02/08/2025
Sometimes I think the older generation just doesn’t understand that the world we’re raising our kids in is nothing like the one they grew up in.
When they say, “We turned out fine,” I want to remind them that fine is a pretty low bar.
And that we, as parents, are aiming for more than fine.
We’re trying to raise kids who are resilient but also feel safe to talk about their feelings. Kids who know boundaries but also know compassion. Kids who don’t have to grow up thinking they have to “tough it out” alone.
Because let’s be honest, times are different.
Not worse. Not better.
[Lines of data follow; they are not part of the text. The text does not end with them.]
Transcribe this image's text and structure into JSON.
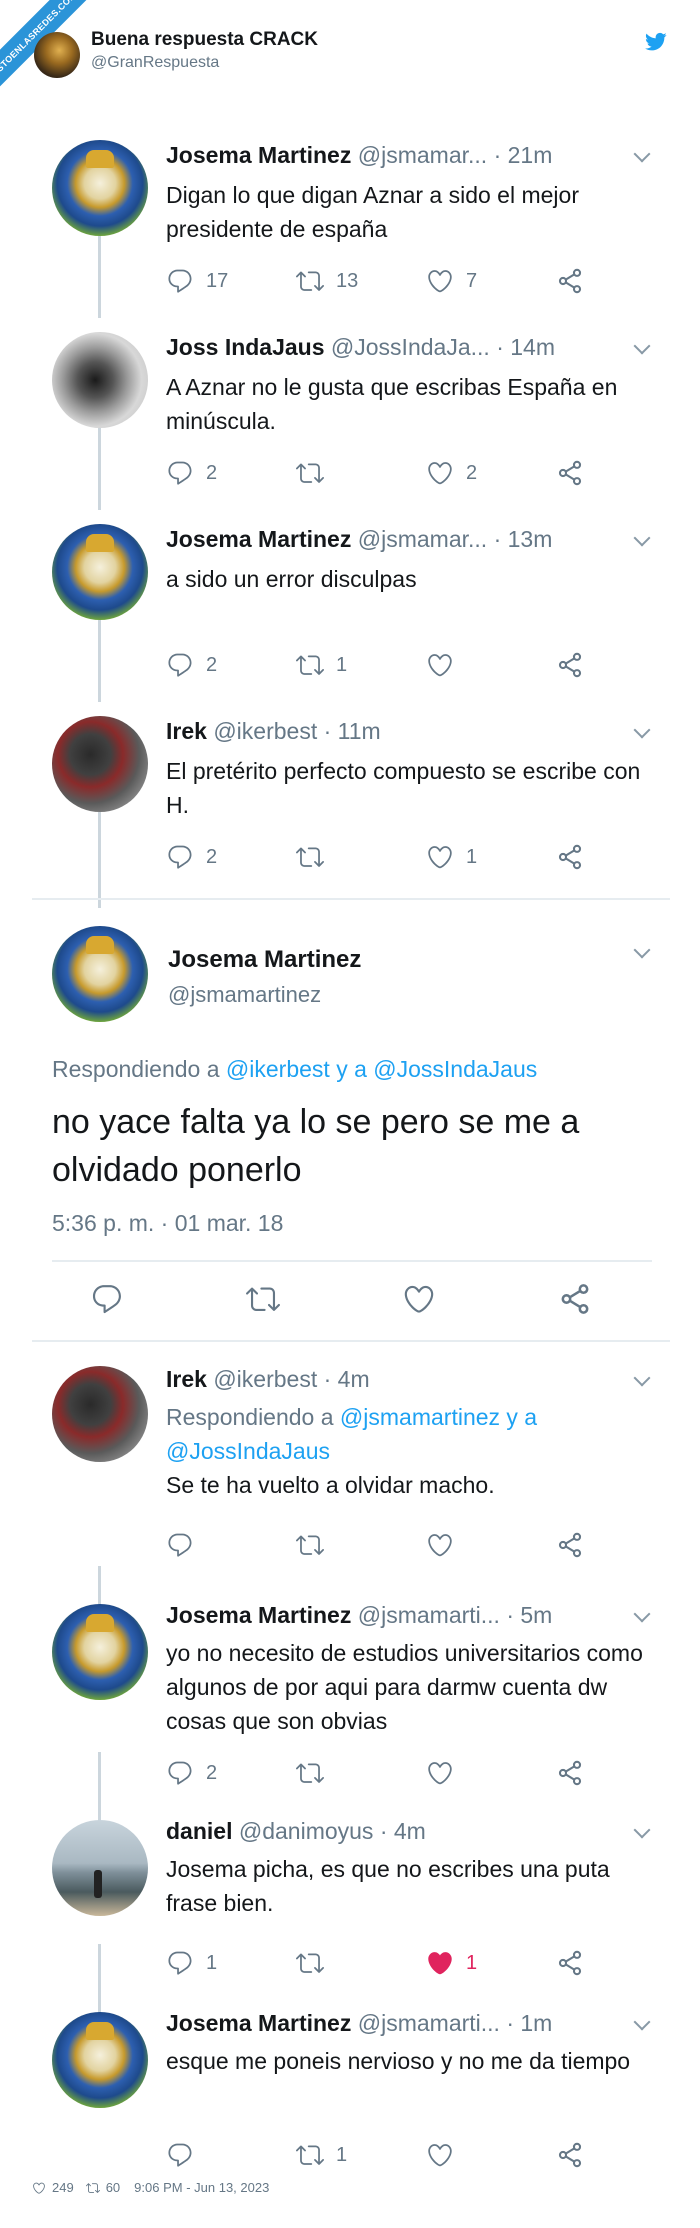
{
  "header": {
    "ribbon": "VISTOENLASREDES.COM",
    "account_name": "Buena respuesta CRACK",
    "account_handle": "@GranRespuesta"
  },
  "tweets": [
    {
      "name": "Josema Martinez",
      "handle": "@jsmamar...",
      "time": "· 21m",
      "text": "Digan lo que digan  Aznar a sido el mejor presidente de españa",
      "replies": "17",
      "retweets": "13",
      "likes": "7",
      "liked": false,
      "avatar": "real-madrid-crest"
    },
    {
      "name": "Joss IndaJaus",
      "handle": "@JossIndaJa...",
      "time": "· 14m",
      "text": "A Aznar no le gusta que escribas España en minúscula.",
      "replies": "2",
      "retweets": "",
      "likes": "2",
      "liked": false,
      "avatar": "machine-photo"
    },
    {
      "name": "Josema Martinez",
      "handle": "@jsmamar...",
      "time": "· 13m",
      "text": "a sido un error disculpas",
      "replies": "2",
      "retweets": "1",
      "likes": "",
      "liked": false,
      "avatar": "real-madrid-crest"
    },
    {
      "name": "Irek",
      "handle": "@ikerbest",
      "time": "· 11m",
      "text": "El pretérito perfecto compuesto se escribe con H.",
      "replies": "2",
      "retweets": "",
      "likes": "1",
      "liked": false,
      "avatar": "helmet-photo"
    }
  ],
  "main_tweet": {
    "name": "Josema Martinez",
    "handle": "@jsmamartinez",
    "reply_prefix": "Respondiendo a ",
    "reply_to": "@ikerbest y a @JossIndaJaus",
    "text": "no yace falta ya lo se pero se me a olvidado ponerlo",
    "timestamp": "5:36 p. m. · 01 mar. 18"
  },
  "replies": [
    {
      "name": "Irek",
      "handle": "@ikerbest",
      "time": "· 4m",
      "reply_prefix": "Respondiendo a ",
      "reply_to": "@jsmamartinez y a @JossIndaJaus",
      "text": "Se te ha vuelto a olvidar macho.",
      "replies": "",
      "retweets": "",
      "likes": "",
      "liked": false,
      "avatar": "helmet-photo"
    },
    {
      "name": "Josema Martinez",
      "handle": "@jsmamarti...",
      "time": "· 5m",
      "text": "yo no necesito de estudios universitarios como algunos de por aqui para darmw cuenta dw cosas que son obvias",
      "replies": "2",
      "retweets": "",
      "likes": "",
      "liked": false,
      "avatar": "real-madrid-crest"
    },
    {
      "name": "daniel",
      "handle": "@danimoyus",
      "time": "· 4m",
      "text": "Josema picha, es que no escribes una puta frase bien.",
      "replies": "1",
      "retweets": "",
      "likes": "1",
      "liked": true,
      "avatar": "beach-photo"
    },
    {
      "name": "Josema Martinez",
      "handle": "@jsmamarti...",
      "time": "· 1m",
      "text": "esque me poneis nervioso y no me da tiempo",
      "replies": "",
      "retweets": "1",
      "likes": "",
      "liked": false,
      "avatar": "real-madrid-crest"
    }
  ],
  "footer": {
    "likes": "249",
    "retweets": "60",
    "date": "9:06 PM - Jun 13, 2023"
  },
  "colors": {
    "accent": "#1da1f2",
    "muted": "#657786",
    "like_red": "#e0245e",
    "ribbon": "#2b94d8"
  }
}
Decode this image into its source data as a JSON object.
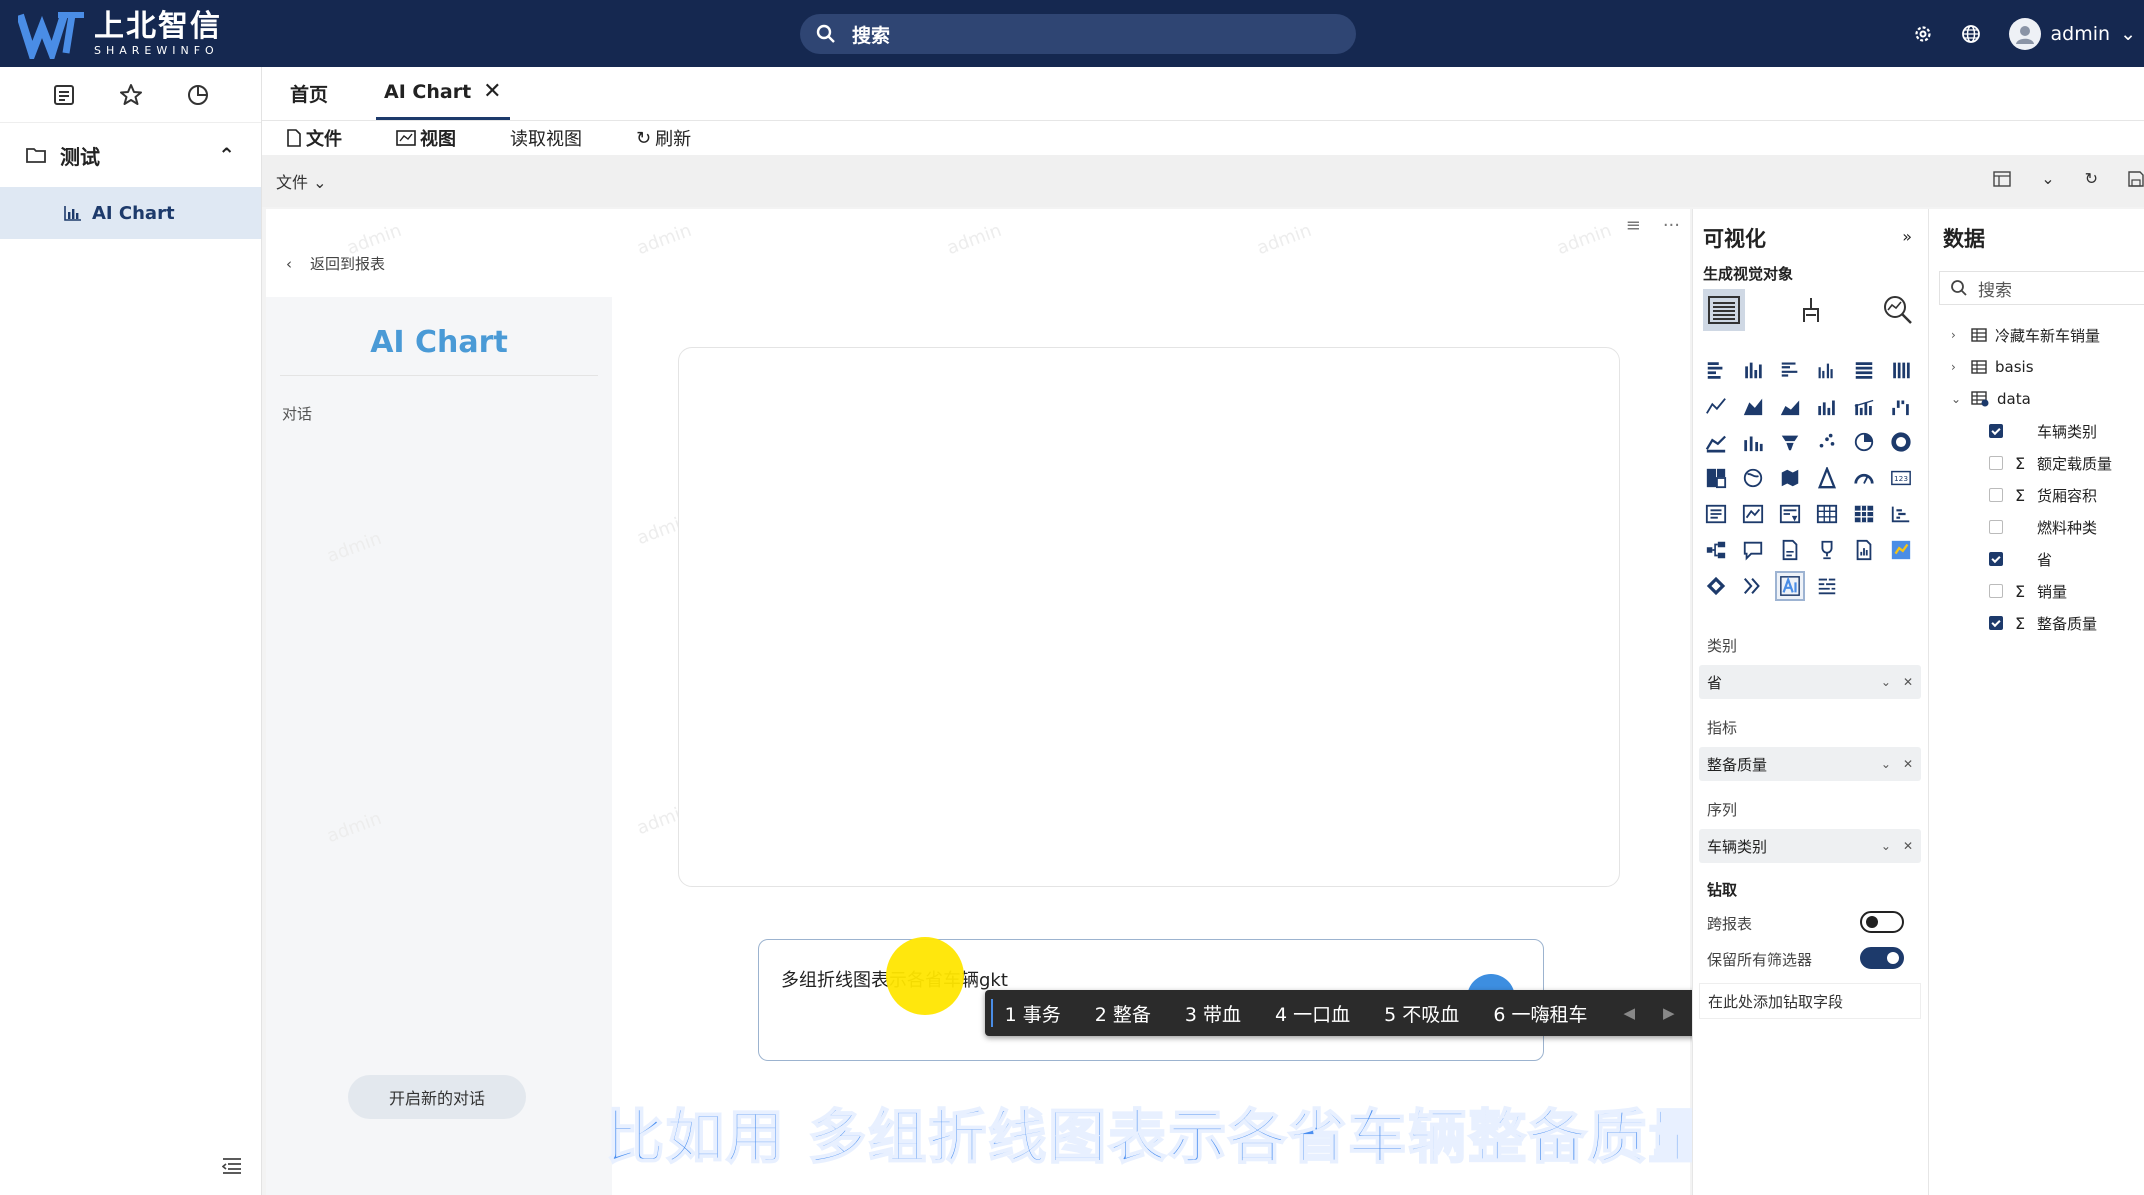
{
  "app": {
    "logo_cn": "上北智信",
    "logo_en": "SHAREWINFO",
    "search_label": "搜索",
    "user": "admin"
  },
  "sidebar": {
    "group": "测试",
    "items": [
      {
        "label": "AI Chart"
      }
    ]
  },
  "tabs": [
    {
      "label": "首页"
    },
    {
      "label": "AI Chart"
    }
  ],
  "toolbar": {
    "file": "文件",
    "view": "视图",
    "read_view": "读取视图",
    "refresh": "刷新"
  },
  "subbar": {
    "file_menu": "文件"
  },
  "report": {
    "back": "返回到报表",
    "watermark": "admin"
  },
  "chat": {
    "title": "AI Chart",
    "conversation_label": "对话",
    "new_chat": "开启新的对话",
    "input_text": "多组折线图表示各省车辆gkt"
  },
  "ime": {
    "candidates": [
      "1 事务",
      "2 整备",
      "3 带血",
      "4 一口血",
      "5 不吸血",
      "6 一嗨租车"
    ]
  },
  "caption": "比如用  多组折线图表示各省车辆整备质量",
  "visualization": {
    "title": "可视化",
    "subtitle": "生成视觉对象",
    "category_label": "类别",
    "category_value": "省",
    "metric_label": "指标",
    "metric_value": "整备质量",
    "series_label": "序列",
    "series_value": "车辆类别",
    "drill_label": "钻取",
    "cross_report_label": "跨报表",
    "cross_report_on": false,
    "keep_filters_label": "保留所有筛选器",
    "keep_filters_on": true,
    "drill_placeholder": "在此处添加钻取字段"
  },
  "data_panel": {
    "title": "数据",
    "search_placeholder": "搜索",
    "tables": [
      {
        "name": "冷藏车新车销量",
        "expanded": false
      },
      {
        "name": "basis",
        "expanded": false
      },
      {
        "name": "data",
        "expanded": true
      }
    ],
    "fields": [
      {
        "name": "车辆类别",
        "checked": true,
        "sigma": false
      },
      {
        "name": "额定载质量",
        "checked": false,
        "sigma": true
      },
      {
        "name": "货厢容积",
        "checked": false,
        "sigma": true
      },
      {
        "name": "燃料种类",
        "checked": false,
        "sigma": false
      },
      {
        "name": "省",
        "checked": true,
        "sigma": false
      },
      {
        "name": "销量",
        "checked": false,
        "sigma": true
      },
      {
        "name": "整备质量",
        "checked": true,
        "sigma": true
      }
    ]
  },
  "colors": {
    "topbar": "#152850",
    "accent": "#1d3a6b",
    "title_blue": "#4a9ad6",
    "caption_blue": "#4b8ff0"
  }
}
Just different.
We can’t send our kids outside for hours with no way to reach them like our parents did, because the world isn’t the same. We know too much now.
We can’t tell our kids to “just ignore it” when someone is bullying them, because that bullying doesn’t end when the school bell rings, it follows them home through a screen.
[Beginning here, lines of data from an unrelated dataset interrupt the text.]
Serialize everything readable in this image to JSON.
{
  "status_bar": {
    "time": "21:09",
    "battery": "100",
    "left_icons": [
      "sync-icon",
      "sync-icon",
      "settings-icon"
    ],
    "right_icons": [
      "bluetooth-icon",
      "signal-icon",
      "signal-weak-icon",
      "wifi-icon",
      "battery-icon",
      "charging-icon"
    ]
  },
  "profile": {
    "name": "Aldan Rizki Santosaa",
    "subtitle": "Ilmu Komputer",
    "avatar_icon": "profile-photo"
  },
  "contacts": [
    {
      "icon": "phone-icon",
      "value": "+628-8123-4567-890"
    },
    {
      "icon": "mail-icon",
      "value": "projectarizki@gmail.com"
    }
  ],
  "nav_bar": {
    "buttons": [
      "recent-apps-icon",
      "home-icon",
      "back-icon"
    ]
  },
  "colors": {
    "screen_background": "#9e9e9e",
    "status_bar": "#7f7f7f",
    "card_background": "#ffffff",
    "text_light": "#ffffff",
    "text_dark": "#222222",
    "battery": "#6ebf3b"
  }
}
We can’t push aside mental health struggles as “just a phase” because we’ve seen the damage ignoring it can do.
We’re not helicopter parents.
We’re parents who have to pay attention to things our parents never had to think about what’s being shared online, who’s messaging our kids, the pressures of comparison that come with social media.
And maybe we are softer.
But maybe that’s okay.
Because this generation of kids is growing up in a time that’s louder, faster, and harsher than ever before. They need homes that feel like safe places. Parents who will listen. Adults who remind them it’s okay to not be okay.
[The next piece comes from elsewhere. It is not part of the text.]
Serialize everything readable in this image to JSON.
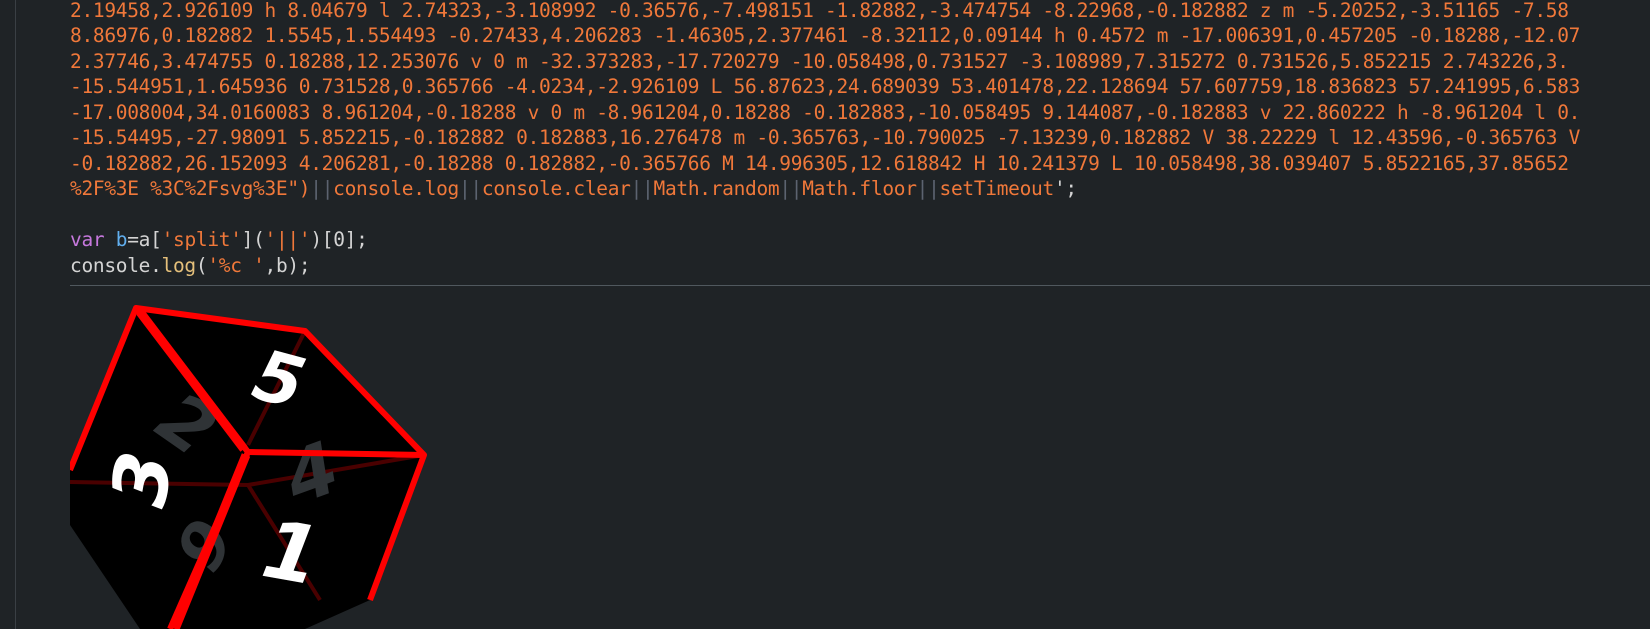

So if the older generation wants to roll their eyes at us for raising kids differently, let them.
They don’t have to understand our world.
They just have to remember that every generation has faced its own challenges, and we’re doing the best we can with the one we’ve been handed.
Because the truth is, we aren’t just raising kids.
We’re raising future adults who will know how to speak up, set boundaries, and lead with empathy, and I’ll take that over “just fine” any day.